- EUR/USD loses the grip and drops to the 1.1060 region.
- The greenback regains poise and approaches 99.00.
- German March flash CPI figures next on the docket.
Following six consecutive daily advances, EUR/USD has now come under some selling pressure and recedes to the 1.1060 area on the back of renewed buying pressure in the dollar.
EUR/USD faltered just ahead of 1.1150
EUR/USD managed to clinch fresh tops around 1.1150 on Friday and earlier on Monday, although the move lacked follow through and opened the door for sellers to return to the markets.
In the meantime, month-end flows, tight liquidity conditions and heightened volatility are lending some support to the buck at the beginning of the week, all sponsoring the corrective downside in the pair.
In the data universe, advanced CPI figures in Spain showed consumer prices are expected to contract 0.3% MoM during March and rise 0.1% from a year earlier, while the European Commission’s Consumer Sentiment deteriorated to -11.6 for the current month. Later in the session, German flash CPI for the same period are also due. Across the pond, Pending Home Sales and the Dallas Fed index will be in the pipeline.
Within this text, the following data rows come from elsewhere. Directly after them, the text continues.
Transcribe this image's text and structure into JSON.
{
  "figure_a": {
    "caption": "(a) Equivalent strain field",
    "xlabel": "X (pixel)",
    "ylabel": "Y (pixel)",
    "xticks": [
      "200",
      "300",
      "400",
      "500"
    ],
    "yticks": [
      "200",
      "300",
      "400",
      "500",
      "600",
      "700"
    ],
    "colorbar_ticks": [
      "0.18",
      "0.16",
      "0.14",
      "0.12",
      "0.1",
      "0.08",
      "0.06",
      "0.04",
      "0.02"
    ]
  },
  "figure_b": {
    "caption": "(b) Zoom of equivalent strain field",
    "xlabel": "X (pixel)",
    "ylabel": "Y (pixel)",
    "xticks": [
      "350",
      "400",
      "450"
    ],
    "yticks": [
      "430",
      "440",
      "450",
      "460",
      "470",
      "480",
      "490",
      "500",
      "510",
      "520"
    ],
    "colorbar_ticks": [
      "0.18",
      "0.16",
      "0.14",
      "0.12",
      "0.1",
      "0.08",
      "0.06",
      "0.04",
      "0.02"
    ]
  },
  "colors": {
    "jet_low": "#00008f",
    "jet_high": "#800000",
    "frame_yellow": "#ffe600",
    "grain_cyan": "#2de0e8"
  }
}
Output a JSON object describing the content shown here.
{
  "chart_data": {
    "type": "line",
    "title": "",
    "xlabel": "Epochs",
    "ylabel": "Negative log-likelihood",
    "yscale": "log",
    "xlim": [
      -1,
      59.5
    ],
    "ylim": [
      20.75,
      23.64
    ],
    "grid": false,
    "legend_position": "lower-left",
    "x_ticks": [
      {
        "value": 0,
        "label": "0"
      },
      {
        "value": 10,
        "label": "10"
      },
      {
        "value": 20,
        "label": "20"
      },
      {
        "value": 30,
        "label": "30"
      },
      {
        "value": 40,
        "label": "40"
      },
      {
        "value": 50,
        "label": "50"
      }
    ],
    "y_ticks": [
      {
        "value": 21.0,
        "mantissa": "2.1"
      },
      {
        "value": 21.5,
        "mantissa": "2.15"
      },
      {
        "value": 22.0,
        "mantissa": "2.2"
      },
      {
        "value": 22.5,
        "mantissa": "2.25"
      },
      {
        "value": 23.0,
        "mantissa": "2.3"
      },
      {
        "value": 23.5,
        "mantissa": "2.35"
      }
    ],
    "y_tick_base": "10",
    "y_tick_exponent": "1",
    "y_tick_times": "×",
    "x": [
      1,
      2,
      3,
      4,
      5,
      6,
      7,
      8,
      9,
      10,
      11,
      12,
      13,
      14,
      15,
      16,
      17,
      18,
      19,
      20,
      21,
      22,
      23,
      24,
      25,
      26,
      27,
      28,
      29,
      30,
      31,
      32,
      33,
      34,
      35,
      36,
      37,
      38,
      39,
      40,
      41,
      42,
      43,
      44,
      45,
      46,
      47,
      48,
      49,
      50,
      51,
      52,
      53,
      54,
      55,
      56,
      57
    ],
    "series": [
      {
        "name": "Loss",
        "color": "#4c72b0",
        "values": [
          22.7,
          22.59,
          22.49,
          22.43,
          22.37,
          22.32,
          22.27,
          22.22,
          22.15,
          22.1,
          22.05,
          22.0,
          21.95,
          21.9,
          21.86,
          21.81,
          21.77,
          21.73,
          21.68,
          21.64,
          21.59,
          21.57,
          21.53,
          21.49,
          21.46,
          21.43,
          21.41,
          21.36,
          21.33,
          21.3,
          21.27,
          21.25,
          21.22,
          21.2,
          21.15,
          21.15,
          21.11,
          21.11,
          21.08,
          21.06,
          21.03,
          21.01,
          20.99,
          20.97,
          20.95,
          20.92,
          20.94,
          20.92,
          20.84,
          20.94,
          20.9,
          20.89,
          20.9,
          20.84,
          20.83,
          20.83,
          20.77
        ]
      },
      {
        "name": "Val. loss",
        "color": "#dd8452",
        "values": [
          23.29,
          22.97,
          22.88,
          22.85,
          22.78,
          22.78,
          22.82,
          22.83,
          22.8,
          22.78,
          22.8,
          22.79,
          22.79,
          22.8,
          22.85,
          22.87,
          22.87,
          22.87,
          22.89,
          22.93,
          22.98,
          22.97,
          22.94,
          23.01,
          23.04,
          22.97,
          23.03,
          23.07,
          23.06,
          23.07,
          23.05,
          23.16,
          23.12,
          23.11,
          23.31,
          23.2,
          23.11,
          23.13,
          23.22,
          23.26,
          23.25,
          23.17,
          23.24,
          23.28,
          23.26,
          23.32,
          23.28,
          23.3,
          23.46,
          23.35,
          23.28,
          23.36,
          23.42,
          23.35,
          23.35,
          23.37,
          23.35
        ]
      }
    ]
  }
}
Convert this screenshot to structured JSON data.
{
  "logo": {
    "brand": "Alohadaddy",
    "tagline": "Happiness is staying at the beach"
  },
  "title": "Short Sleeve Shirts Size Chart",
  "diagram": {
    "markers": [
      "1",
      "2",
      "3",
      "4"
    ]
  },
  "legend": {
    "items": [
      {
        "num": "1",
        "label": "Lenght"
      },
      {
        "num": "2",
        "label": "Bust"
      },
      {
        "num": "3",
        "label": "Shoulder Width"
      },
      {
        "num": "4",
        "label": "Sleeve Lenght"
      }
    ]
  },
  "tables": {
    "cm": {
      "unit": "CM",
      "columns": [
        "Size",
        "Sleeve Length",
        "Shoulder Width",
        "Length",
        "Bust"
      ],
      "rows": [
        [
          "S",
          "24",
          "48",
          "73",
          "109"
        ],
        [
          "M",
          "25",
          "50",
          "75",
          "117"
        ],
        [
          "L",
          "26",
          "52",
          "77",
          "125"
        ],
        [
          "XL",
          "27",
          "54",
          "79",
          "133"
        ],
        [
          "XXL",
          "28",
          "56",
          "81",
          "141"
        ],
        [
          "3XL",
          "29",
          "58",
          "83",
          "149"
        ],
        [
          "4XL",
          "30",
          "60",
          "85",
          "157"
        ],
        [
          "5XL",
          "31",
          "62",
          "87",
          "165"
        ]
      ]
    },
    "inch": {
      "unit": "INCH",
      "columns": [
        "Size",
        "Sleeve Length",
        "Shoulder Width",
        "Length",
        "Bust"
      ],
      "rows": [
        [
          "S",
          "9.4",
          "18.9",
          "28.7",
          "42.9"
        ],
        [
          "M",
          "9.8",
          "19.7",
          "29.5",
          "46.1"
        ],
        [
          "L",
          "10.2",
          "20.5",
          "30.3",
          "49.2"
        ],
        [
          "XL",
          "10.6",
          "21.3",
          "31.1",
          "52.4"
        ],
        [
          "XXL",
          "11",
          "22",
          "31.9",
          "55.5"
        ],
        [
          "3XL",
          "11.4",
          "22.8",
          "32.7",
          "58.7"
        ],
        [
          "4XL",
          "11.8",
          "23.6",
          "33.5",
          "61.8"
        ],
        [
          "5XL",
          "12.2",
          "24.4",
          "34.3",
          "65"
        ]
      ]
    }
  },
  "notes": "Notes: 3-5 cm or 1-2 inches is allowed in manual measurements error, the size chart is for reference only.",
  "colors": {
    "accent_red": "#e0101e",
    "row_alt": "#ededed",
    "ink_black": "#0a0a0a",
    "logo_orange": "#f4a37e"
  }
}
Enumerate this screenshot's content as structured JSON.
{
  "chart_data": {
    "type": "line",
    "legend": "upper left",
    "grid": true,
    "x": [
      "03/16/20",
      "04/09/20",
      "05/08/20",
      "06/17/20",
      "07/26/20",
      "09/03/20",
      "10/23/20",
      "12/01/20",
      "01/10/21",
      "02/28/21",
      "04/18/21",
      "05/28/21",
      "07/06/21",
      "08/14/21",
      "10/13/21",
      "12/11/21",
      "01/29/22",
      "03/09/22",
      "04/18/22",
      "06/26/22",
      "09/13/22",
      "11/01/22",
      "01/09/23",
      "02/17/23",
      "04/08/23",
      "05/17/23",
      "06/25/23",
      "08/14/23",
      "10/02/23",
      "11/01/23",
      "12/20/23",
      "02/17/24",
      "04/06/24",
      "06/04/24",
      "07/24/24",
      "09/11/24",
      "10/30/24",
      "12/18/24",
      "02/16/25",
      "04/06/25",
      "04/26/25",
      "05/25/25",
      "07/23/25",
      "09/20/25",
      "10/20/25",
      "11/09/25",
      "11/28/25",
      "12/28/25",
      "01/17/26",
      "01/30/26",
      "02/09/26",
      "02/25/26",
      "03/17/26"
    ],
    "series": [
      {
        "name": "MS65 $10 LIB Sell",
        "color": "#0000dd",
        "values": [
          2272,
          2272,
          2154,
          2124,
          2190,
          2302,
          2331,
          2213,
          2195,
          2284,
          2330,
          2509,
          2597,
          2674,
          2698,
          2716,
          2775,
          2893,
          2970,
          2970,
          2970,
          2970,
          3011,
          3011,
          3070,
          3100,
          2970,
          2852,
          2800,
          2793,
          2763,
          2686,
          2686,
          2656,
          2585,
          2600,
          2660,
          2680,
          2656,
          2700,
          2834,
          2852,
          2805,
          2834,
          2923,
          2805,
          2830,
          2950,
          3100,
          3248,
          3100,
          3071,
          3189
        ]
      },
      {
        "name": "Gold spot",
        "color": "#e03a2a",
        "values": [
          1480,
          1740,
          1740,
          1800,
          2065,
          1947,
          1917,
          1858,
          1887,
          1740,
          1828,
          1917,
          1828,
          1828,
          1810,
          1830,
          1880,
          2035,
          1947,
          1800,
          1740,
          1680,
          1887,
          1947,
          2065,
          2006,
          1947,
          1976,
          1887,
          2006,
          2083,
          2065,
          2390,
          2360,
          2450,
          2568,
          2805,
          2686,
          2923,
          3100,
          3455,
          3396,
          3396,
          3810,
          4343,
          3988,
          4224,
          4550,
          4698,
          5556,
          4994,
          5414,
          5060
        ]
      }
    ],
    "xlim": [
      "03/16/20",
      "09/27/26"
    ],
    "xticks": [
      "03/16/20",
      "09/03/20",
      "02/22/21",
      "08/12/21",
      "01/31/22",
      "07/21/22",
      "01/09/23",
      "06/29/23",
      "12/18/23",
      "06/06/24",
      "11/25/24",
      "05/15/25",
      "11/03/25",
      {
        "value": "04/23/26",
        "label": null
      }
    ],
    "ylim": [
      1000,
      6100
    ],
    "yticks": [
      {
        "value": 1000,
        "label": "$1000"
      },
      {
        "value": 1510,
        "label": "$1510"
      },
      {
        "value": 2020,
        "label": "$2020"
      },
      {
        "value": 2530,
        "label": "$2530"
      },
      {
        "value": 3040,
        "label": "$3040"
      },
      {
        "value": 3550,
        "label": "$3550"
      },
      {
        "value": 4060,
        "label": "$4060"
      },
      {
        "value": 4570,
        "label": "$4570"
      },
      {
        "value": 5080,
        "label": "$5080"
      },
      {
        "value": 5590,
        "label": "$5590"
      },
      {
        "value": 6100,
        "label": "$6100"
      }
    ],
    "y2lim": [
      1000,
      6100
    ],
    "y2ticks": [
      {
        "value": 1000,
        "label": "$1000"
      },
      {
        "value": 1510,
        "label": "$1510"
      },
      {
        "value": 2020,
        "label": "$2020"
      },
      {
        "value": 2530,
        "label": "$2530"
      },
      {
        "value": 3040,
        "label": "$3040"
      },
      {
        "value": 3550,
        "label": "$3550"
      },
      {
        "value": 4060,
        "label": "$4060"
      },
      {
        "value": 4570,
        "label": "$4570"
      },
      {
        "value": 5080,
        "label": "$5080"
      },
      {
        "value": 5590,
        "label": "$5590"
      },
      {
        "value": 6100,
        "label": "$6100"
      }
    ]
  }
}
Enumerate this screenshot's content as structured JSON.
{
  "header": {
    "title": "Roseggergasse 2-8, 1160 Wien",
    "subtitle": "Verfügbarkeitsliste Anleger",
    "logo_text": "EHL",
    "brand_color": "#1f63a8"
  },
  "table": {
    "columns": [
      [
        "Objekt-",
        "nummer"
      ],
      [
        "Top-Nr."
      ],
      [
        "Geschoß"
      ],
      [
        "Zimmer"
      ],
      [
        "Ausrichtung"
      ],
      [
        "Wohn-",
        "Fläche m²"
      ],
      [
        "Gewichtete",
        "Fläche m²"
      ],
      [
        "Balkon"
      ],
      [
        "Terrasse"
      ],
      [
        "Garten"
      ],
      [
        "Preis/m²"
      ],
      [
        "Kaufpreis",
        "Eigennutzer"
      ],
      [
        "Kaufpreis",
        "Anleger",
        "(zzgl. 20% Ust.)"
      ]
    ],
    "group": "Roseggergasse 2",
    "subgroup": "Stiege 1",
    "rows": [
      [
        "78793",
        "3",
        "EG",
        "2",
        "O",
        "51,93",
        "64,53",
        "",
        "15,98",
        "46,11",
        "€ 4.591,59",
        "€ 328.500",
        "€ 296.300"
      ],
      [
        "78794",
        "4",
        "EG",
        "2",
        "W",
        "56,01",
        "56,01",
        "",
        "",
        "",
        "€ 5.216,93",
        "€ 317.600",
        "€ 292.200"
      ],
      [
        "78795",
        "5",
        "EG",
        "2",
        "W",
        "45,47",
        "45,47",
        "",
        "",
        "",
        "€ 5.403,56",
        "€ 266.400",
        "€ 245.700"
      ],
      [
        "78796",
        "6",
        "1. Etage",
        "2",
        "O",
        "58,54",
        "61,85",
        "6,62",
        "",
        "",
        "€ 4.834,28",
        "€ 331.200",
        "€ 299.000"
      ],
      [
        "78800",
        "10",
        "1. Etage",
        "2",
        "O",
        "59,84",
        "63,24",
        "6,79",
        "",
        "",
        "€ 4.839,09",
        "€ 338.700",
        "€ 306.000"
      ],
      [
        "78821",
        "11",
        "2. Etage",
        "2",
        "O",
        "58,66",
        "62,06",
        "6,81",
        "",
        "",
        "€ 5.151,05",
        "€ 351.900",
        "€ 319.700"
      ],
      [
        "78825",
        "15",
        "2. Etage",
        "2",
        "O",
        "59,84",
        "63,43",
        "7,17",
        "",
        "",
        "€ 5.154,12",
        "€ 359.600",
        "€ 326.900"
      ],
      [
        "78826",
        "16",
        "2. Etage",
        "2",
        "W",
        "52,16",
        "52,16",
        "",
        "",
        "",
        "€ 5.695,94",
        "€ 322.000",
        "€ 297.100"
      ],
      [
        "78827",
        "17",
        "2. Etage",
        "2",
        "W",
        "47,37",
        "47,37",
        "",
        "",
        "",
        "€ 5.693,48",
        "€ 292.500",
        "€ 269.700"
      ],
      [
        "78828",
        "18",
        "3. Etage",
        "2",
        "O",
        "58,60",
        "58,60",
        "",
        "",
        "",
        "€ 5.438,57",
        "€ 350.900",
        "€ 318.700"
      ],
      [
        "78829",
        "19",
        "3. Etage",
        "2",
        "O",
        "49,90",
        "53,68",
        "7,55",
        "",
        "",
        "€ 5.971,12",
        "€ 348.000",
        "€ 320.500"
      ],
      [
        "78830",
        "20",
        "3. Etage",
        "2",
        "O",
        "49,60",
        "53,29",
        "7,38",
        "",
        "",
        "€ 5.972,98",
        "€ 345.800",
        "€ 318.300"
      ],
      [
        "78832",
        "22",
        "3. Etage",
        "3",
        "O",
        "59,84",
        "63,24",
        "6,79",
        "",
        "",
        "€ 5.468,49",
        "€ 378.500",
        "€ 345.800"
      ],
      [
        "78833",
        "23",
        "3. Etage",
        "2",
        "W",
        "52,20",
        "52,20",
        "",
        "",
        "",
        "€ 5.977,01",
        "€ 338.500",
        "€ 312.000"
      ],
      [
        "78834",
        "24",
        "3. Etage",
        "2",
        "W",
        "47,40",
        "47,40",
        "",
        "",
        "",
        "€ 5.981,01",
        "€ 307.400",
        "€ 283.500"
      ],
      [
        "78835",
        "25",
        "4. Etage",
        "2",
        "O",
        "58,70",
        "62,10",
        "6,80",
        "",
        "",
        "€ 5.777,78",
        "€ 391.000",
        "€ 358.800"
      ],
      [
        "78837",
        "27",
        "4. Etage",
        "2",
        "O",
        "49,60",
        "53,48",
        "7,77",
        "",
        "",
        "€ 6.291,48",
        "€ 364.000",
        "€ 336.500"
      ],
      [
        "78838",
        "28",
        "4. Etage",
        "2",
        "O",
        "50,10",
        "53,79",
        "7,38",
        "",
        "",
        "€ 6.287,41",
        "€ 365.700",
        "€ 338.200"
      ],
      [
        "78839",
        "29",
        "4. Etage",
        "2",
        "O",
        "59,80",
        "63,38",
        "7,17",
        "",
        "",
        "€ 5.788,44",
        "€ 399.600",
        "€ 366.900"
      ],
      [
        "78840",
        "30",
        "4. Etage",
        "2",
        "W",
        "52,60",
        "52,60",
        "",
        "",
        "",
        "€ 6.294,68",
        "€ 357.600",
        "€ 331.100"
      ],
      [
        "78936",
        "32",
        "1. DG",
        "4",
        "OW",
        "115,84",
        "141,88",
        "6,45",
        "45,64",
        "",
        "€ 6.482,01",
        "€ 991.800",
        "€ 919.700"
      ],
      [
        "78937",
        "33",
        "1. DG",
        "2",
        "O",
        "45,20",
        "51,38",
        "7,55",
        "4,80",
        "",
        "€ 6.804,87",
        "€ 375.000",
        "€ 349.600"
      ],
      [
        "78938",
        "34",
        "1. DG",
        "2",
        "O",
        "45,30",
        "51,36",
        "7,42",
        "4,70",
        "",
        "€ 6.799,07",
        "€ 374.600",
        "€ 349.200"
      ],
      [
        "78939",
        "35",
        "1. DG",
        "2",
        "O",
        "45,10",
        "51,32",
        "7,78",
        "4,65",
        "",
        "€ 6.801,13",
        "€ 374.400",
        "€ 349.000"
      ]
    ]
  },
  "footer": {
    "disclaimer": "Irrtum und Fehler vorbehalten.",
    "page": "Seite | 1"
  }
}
What to look for around EUR
The rally in EUR/USD appears to have met some interesting hurdle in the vicinity 1.1150 so far, sparking some corrective downside in consequence. In the meantime, dynamics around the greenback plus developments from the COVID-19 are expected to keep ruling the price action in the pair. On the macro view, better-than-forecasted PMIs in both Germany and the broader Euroland opened the door to some respite in the prevailing downtrend in fundamentals in the region, although the underlying stance still remains well on the negative side.
EUR/USD levels to watch
At the moment, the pair is losing 0.57% at 1.1058 and faces the next support at 1.1060 (low Mar.30) seconded by 1.0992 (monthly low Jan.29) and finally 1.0814 (78.6% Fibo of the 2017-2018 rally). On the flip side, a break above 1.1147 (weekly high Mar.27) would target 1.1186 (61.8% Fibo of the 2017-2018 rally) en route to 1.1239 (monthly high Dec.21 2019).